The first and most significant observation is the linear growth of f Q for all queries. The difference in execution time between queries is constant and depends on the query type. The much smaller Q4 outperforms the biggest Q1 by factor cca 24 while Q2, equal in size to Q1 but more selective, performs 4 times faster. It is important to note that these results cannot be meaningfully compared to the performance of a single query engine which provides measure of central query execution rather than distributed execution against multiple endpoints.
In this paper a decentralized infrastructure for extensional SPARQL query evaluation based on terminological components of the query has been presented. Following the essential principles for Web of Data we have proposed extensions to OWL ontology annotations, a service-oriented architecture and protocol for RDF data sources discovery, which determines query rewriting procedure and distributed execution. Certain optimization issues and a selection of improvements have been discussed. The proof-of-concept implementation has enabled an initial evaluation of the infrastructure’s feasibility. The preliminary results have been presented including a validation example of added value gained for real world query and data sources as well as performance metrics showing linear growth of execution time w.r.t. datasets size.
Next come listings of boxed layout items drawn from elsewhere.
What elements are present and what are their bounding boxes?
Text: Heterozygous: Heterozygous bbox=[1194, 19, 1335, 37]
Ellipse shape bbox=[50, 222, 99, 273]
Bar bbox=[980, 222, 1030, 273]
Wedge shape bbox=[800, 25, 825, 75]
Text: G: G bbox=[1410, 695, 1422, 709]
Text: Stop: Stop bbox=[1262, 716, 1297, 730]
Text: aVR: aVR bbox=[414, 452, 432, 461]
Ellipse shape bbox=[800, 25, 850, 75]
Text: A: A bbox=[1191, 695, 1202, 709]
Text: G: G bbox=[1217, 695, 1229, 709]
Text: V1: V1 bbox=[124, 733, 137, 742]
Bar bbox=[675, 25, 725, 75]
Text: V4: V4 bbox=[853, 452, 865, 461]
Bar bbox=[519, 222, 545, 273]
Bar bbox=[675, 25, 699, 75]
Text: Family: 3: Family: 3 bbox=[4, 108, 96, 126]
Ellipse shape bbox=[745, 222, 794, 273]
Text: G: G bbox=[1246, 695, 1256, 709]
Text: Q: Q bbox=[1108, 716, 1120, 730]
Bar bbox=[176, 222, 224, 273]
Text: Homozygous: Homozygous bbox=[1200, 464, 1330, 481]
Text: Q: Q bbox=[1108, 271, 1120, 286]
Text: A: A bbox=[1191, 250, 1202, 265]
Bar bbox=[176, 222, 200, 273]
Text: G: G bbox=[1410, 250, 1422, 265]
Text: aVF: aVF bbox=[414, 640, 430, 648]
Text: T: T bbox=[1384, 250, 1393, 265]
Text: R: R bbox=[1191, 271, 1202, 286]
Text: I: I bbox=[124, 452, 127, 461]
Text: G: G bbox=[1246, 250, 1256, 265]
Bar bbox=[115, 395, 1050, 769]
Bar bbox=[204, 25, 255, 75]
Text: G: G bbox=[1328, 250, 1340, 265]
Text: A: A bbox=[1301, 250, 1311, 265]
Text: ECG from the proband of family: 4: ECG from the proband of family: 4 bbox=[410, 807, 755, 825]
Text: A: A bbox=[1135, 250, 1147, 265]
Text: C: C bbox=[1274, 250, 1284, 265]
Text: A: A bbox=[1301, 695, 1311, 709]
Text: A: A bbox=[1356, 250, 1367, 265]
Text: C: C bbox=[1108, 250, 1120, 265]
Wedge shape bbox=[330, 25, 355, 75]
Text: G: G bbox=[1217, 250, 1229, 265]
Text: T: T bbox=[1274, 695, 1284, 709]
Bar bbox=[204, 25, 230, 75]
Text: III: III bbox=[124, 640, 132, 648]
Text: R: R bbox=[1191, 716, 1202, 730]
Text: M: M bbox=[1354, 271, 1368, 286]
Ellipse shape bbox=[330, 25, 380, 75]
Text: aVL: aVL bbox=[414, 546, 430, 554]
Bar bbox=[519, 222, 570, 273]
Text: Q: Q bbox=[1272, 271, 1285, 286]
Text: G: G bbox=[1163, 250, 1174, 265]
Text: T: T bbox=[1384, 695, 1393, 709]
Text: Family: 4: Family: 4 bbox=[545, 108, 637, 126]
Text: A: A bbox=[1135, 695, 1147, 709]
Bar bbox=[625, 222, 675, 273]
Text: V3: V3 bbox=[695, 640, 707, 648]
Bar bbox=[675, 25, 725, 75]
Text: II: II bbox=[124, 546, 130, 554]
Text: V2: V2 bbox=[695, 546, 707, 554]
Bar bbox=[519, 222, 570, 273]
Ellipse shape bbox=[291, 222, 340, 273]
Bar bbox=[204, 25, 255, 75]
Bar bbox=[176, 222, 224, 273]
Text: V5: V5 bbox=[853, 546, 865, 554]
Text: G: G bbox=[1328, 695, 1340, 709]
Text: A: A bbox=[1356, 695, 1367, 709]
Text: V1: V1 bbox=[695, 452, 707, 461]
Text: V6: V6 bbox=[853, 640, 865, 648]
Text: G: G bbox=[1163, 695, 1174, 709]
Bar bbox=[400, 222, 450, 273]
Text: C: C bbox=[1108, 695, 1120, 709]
Our future work will focus on such areas as results ranking and limitation. An efficient way to control the volume of intermediate results from triple patterns delegated to remote endpoints is crucial, particularly when low selectivity is observed. Means for more adequate selectivity measurement might be provided by indexing services. Moreover, additional metadata to express more complex characteristics of data available via an endpoint seems helpful, both for cut-off threshold assignment and results ranking strategy. Development of ranking criteria goes hand in hand with data chunking necessity. Another area of research is index creation and update, which is necessary whenever data source appears or ceases to be available. Likewise, when dataset content changes in terms of data volume or new vocabulary is used, index update is needful. The protocol extension for datasets registration, deregistration or update could follow the pattern known from DNS architecture. Linked data connections between RDF datasets enable updates based on Web crawling. Lastly, more expressive representation language for inter-ontology mappings remains a direction for future research. The ability to make use of equivalence between individual resources (OWL:sameAs) would further improve accuracy of the discovery process.